On August 5th a crew working for the Environmental Protection Agency (EPA) at an abandoned mine in Colorado caused 3 million gallons of toxic remnants to spill into the Animas River. Originally thought to be 1 million gallons of waste containing heavy metals was recently revised to 3 times the initial estimate. Residents living all along the Animas River rely heavily on the river as a water supply and are seriously worried.

EPA’s stated goal was to enter the Gold King Mine in Southern Colorado and extract contaminated water for treatment. However, due to the large equipment being used during the extraction, the mine’s integrity was compromised, and toxic water began spewing water into the Animas River.

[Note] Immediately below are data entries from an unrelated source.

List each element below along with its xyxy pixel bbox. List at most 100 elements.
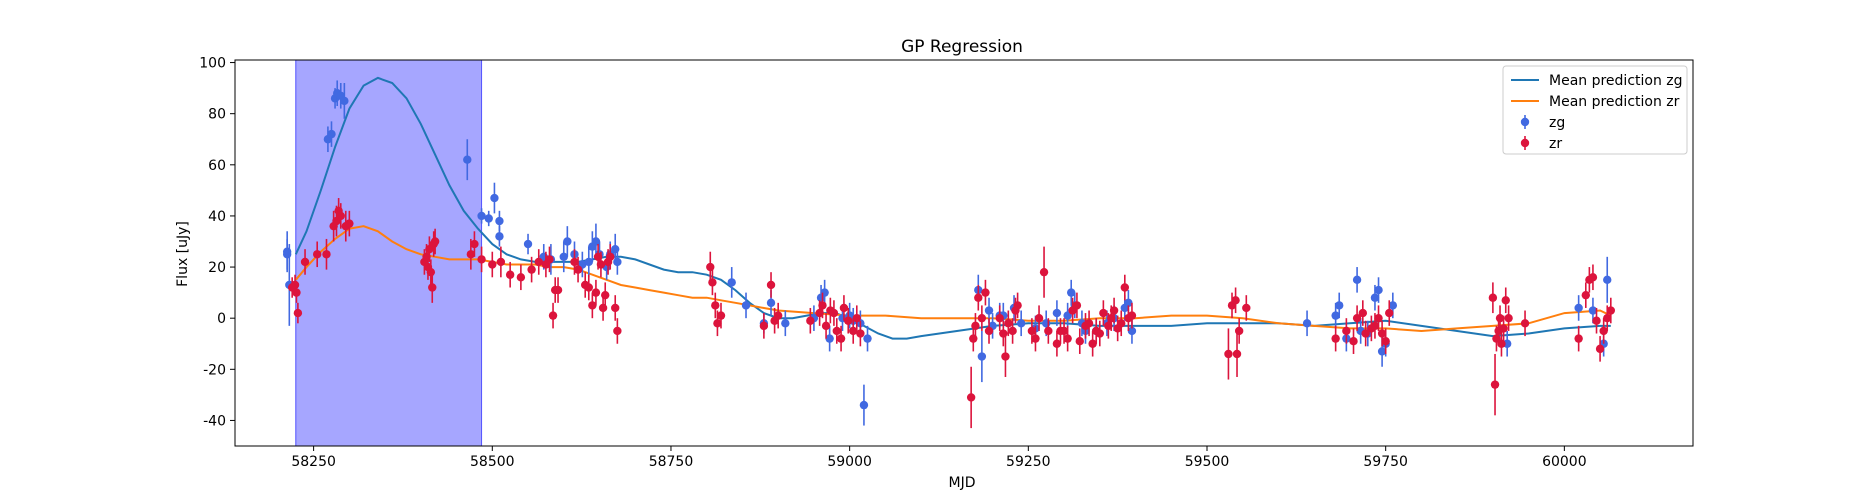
point-zr — [1342, 326, 1351, 336]
point-zr — [1004, 319, 1013, 328]
point-zr — [1352, 313, 1362, 323]
point-zr — [1234, 326, 1244, 336]
point-zg — [1588, 306, 1598, 315]
x-tick-label: 58750 — [649, 454, 694, 470]
point-zr — [1499, 324, 1508, 333]
point-zr — [1052, 339, 1062, 348]
point-zr — [766, 280, 776, 290]
series-zg — [282, 80, 1612, 426]
point-zg — [591, 237, 601, 246]
point-zr — [1109, 306, 1119, 315]
point-zr — [470, 239, 479, 249]
legend-label: zr — [1549, 136, 1562, 152]
point-zg — [559, 252, 568, 262]
series-zr — [287, 198, 1616, 429]
y-tick-label: 40 — [208, 209, 226, 225]
y-tick-label: -40 — [203, 413, 226, 429]
point-zr — [322, 250, 331, 259]
point-zg — [1016, 319, 1026, 328]
point-zr — [1127, 311, 1137, 320]
point-zr — [596, 260, 606, 269]
point-zr — [806, 316, 815, 325]
point-zr — [836, 334, 846, 343]
point-zr — [553, 285, 563, 295]
point-zr — [336, 211, 345, 221]
point-zr — [977, 313, 987, 323]
point-zr — [1027, 326, 1037, 336]
point-zr — [611, 303, 620, 313]
point-zg — [490, 193, 499, 203]
point-zr — [971, 321, 980, 331]
x-axis-label: MJD — [949, 475, 976, 491]
point-zr — [1574, 334, 1583, 343]
point-zr — [1034, 313, 1044, 323]
point-zg — [584, 257, 593, 267]
point-zg — [1574, 303, 1583, 313]
point-zr — [488, 260, 497, 269]
point-zr — [1099, 308, 1108, 318]
point-zr — [821, 321, 831, 331]
point-zr — [1072, 301, 1082, 310]
point-zr — [1488, 293, 1498, 302]
point-zr — [1095, 329, 1104, 338]
point-zr — [966, 393, 976, 402]
point-zr — [759, 321, 769, 331]
point-zg — [825, 334, 834, 343]
point-zr — [345, 219, 354, 228]
point-zr — [711, 301, 720, 310]
point-zg — [1370, 293, 1380, 302]
point-zr — [534, 257, 543, 267]
point-zr — [548, 311, 558, 320]
point-zr — [1039, 267, 1049, 277]
point-zr — [981, 288, 990, 297]
point-zg — [727, 278, 736, 287]
legend: Mean prediction zg Mean prediction zr zg zr — [1502, 65, 1688, 155]
point-zr — [716, 311, 726, 320]
point-zr — [844, 316, 853, 325]
point-zr — [1059, 326, 1069, 336]
plot-area — [282, 60, 1616, 446]
point-zr — [1603, 313, 1612, 323]
point-zr — [1013, 301, 1022, 310]
x-tick-label: 59500 — [1185, 454, 1230, 470]
point-zr — [573, 265, 583, 274]
x-tick-label: 58250 — [291, 454, 336, 470]
point-zr — [1377, 329, 1387, 338]
legend-box — [1502, 65, 1688, 155]
point-zg — [477, 211, 486, 221]
point-zr — [545, 255, 554, 264]
y-tick-label: 0 — [217, 311, 226, 327]
point-zr — [1490, 380, 1500, 389]
y-tick-label: 80 — [208, 107, 226, 123]
point-zr — [1358, 308, 1368, 318]
point-zr — [1495, 313, 1505, 323]
point-zg — [741, 301, 751, 310]
point-zr — [1385, 308, 1394, 318]
point-zr — [1117, 319, 1126, 328]
point-zr — [984, 326, 994, 336]
point-zr — [1592, 316, 1601, 325]
point-zr — [974, 293, 983, 302]
point-zr — [601, 290, 610, 300]
point-zr — [1504, 313, 1513, 323]
point-zg — [859, 400, 869, 410]
point-zr — [1361, 329, 1370, 338]
point-zg — [1067, 288, 1076, 297]
y-tick-label: 60 — [208, 158, 226, 174]
line-mean-prediction-zg — [294, 76, 1611, 340]
axes: 58250 58500 58750 59000 59250 59500 59750 60000… — [199, 56, 1694, 470]
point-zr — [477, 255, 486, 264]
point-zg — [1331, 311, 1340, 320]
point-zg — [863, 334, 872, 343]
x-tick-label: 59750 — [1363, 454, 1408, 470]
point-zg — [523, 239, 533, 249]
point-zg — [977, 352, 987, 361]
point-zr — [527, 265, 536, 274]
point-zr — [1374, 313, 1383, 323]
point-zg — [781, 319, 790, 328]
point-zr — [829, 308, 839, 318]
plot-frame — [234, 59, 1694, 447]
point-zr — [1599, 326, 1608, 336]
point-zr — [292, 288, 301, 297]
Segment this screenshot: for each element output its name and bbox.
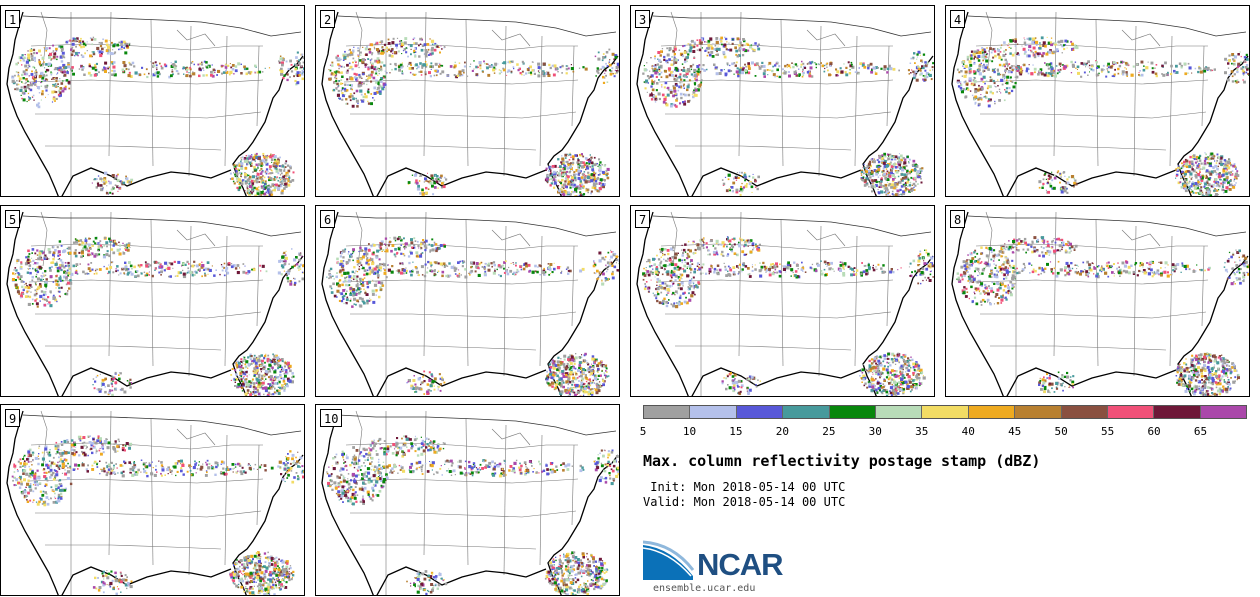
panel-10: 10 [315,404,620,596]
colorbar-tick-label: 60 [1147,425,1161,438]
panel-number-label: 8 [950,210,966,228]
valid-time: Valid: Mon 2018-05-14 00 UTC [643,495,846,509]
logo-wordmark: NCAR [697,547,784,582]
reflectivity-map [6,211,304,396]
reflectivity-map [951,11,1249,196]
colorbar-tick-label: 10 [682,425,697,438]
colorbar-tick-label: 50 [1054,425,1068,438]
colorbar-swatch [1015,406,1062,418]
reflectivity-map [636,211,934,396]
colorbar-tick-label: 45 [1008,425,1022,438]
colorbar-swatch [875,406,923,418]
panel-number-label: 5 [5,210,21,228]
colorbar-tick-label: 35 [915,425,929,438]
colorbar-swatch [829,406,876,418]
reflectivity-map [636,11,934,196]
colorbar-tick-label: 55 [1100,425,1115,438]
panel-4: 4 [945,5,1250,197]
colorbar-ticks: 5 10 15 20 25 30 35 40 45 50 55 60 65 [639,425,1247,439]
reflectivity-map [6,11,304,196]
colorbar-tick-label: 30 [868,425,882,438]
reflectivity-map [6,410,304,595]
reflectivity-map [951,211,1249,396]
colorbar-swatch [1107,406,1155,418]
colorbar-swatch [922,406,969,418]
panel-7: 7 [630,205,935,397]
colorbar-swatch [1061,406,1108,418]
colorbar-swatch [1154,406,1201,418]
panel-number-label: 6 [320,210,336,228]
panel-2: 2 [315,5,620,197]
panel-number-label: 1 [5,10,21,28]
panel-6: 6 [315,205,620,397]
panel-number-label: 2 [320,10,336,28]
run-info: Init: Mon 2018-05-14 00 UTC Valid: Mon 2… [643,480,845,510]
reflectivity-map [321,410,619,595]
colorbar-tick-label: 65 [1193,425,1208,438]
panel-number-label: 3 [635,10,651,28]
panel-number-label: 7 [635,210,651,228]
colorbar-swatch [968,406,1016,418]
colorbar [643,405,1247,419]
plot-title: Max. column reflectivity postage stamp (… [643,452,1041,470]
panel-number-label: 10 [320,409,343,427]
logo-url: ensemble.ucar.edu [653,583,756,594]
reflectivity-map [321,11,619,196]
colorbar-tick-label: 5 [639,425,647,438]
colorbar-swatch [783,406,830,418]
panel-number-label: 4 [950,10,966,28]
panel-1: 1 [0,5,305,197]
colorbar-tick-label: 25 [822,425,836,438]
panel-5: 5 [0,205,305,397]
panel-number-label: 9 [5,409,21,427]
init-time: Init: Mon 2018-05-14 00 UTC [643,480,846,494]
colorbar-swatch [736,406,784,418]
colorbar-swatch [690,406,737,418]
panel-3: 3 [630,5,935,197]
panel-8: 8 [945,205,1250,397]
colorbar-swatch [644,406,691,418]
reflectivity-map [321,211,619,396]
colorbar-tick-label: 15 [729,425,743,438]
ncar-logo-icon [643,540,695,580]
panel-9: 9 [0,404,305,596]
colorbar-tick-label: 40 [961,425,975,438]
colorbar-swatch [1200,406,1247,418]
colorbar-tick-label: 20 [775,425,789,438]
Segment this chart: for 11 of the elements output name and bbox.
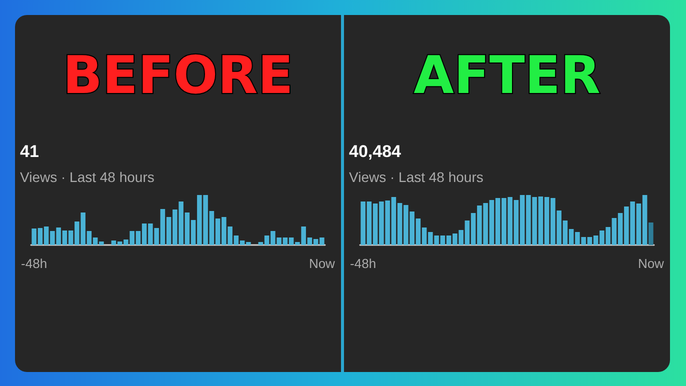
x-tick-label: -48h [21, 256, 48, 271]
chart-title: BEFORE [62, 46, 294, 106]
text: Views · Last 48 hours [349, 169, 484, 185]
x-tick-label: -48h [350, 256, 376, 271]
text: 41 [20, 142, 39, 161]
x-tick-label: Now [308, 256, 336, 271]
bar [648, 222, 654, 245]
text: Views · Last 48 hours [20, 169, 154, 185]
text: 40,484 [349, 142, 402, 161]
x-tick-label: Now [638, 256, 665, 271]
chart-title: AFTER [414, 46, 600, 106]
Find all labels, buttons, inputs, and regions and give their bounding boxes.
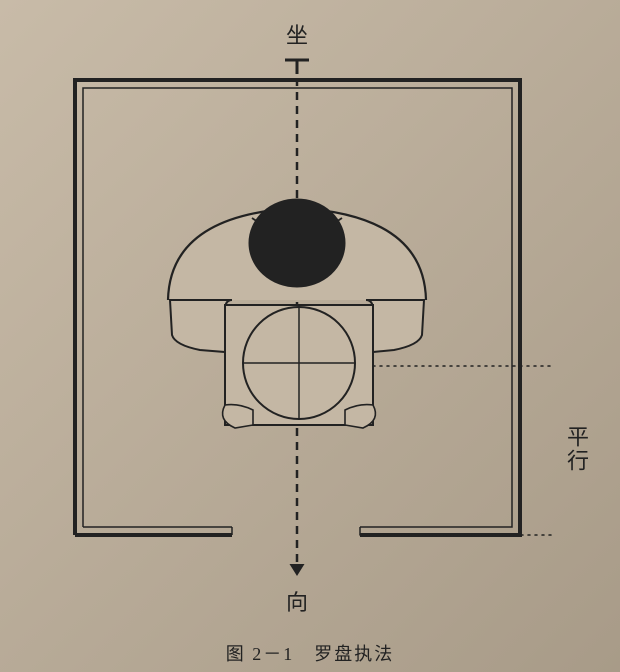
label-bottom: 向 [286,585,308,617]
label-right: 平行 [560,425,592,473]
diagram-page: 坐 向 平行 图 2－1 罗盘执法 [0,0,620,672]
diagram-svg [0,0,620,672]
label-top: 坐 [286,18,308,50]
figure-caption: 图 2－1 罗盘执法 [0,640,620,666]
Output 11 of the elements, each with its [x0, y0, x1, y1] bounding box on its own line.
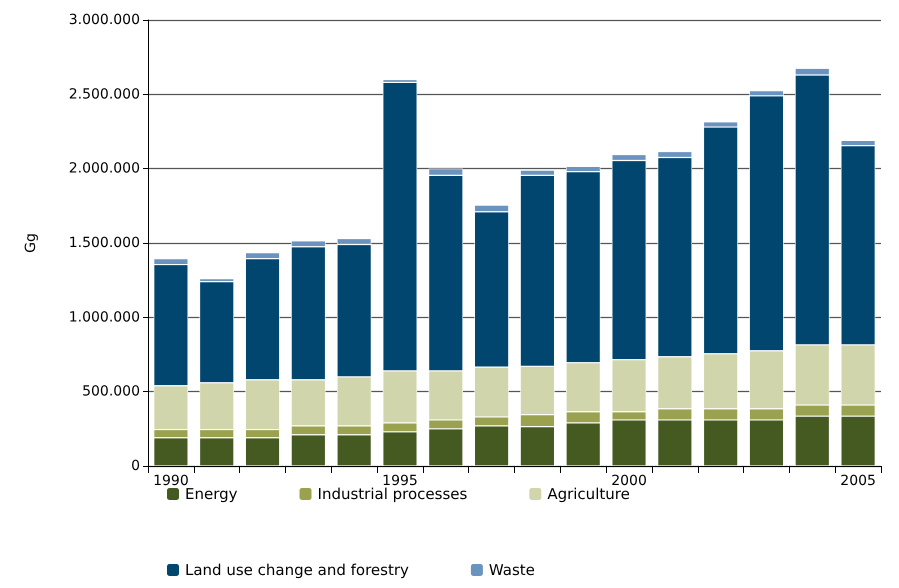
y-tick-label: 3.000.000	[68, 12, 140, 28]
legend-label: Land use change and forestry	[185, 561, 410, 579]
y-tick-label: 2.000.000	[68, 160, 140, 177]
legend-label: Waste	[488, 561, 535, 579]
x-tick-label: 2005	[840, 473, 876, 489]
y-tick-label: 2.500.000	[68, 86, 140, 102]
y-tick-label: 500.000	[82, 384, 140, 400]
y-tick-label: 1.000.000	[68, 309, 140, 326]
y-tick-label: 1.500.000	[68, 235, 140, 251]
y-axis-title: Gg	[23, 233, 39, 253]
y-tick-label: 0	[131, 458, 140, 474]
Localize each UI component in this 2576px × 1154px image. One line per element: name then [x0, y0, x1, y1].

The mine’s toxic water turned the Animas River from its natural crystal clear water to a yellow murky color. Metals found in the river after the spill includes lead, arsenic, cadmium, beryllium, zinc, copper, iron and mercury.

Although the EPA and other Colorado government officials have claimed the water is back to safe levels, the population affected remains skeptical. Even the slightest amount of lead poisoning can affect brain development in children, leading to difficulties in learning that can last a lifetime.

Downstream, the Animas River feeds into the San Juan River in New Mexico, which has also saw their water turn yellow with toxic waste.

Attorney Generals in the states affected have yet to rule out legal action against the EPA. The potential for individuals impacted by the spill to bring legal action is always a possibility, and the Navajo Tribe in New Mexico who uses the river water for farming has stated they will bring legal action.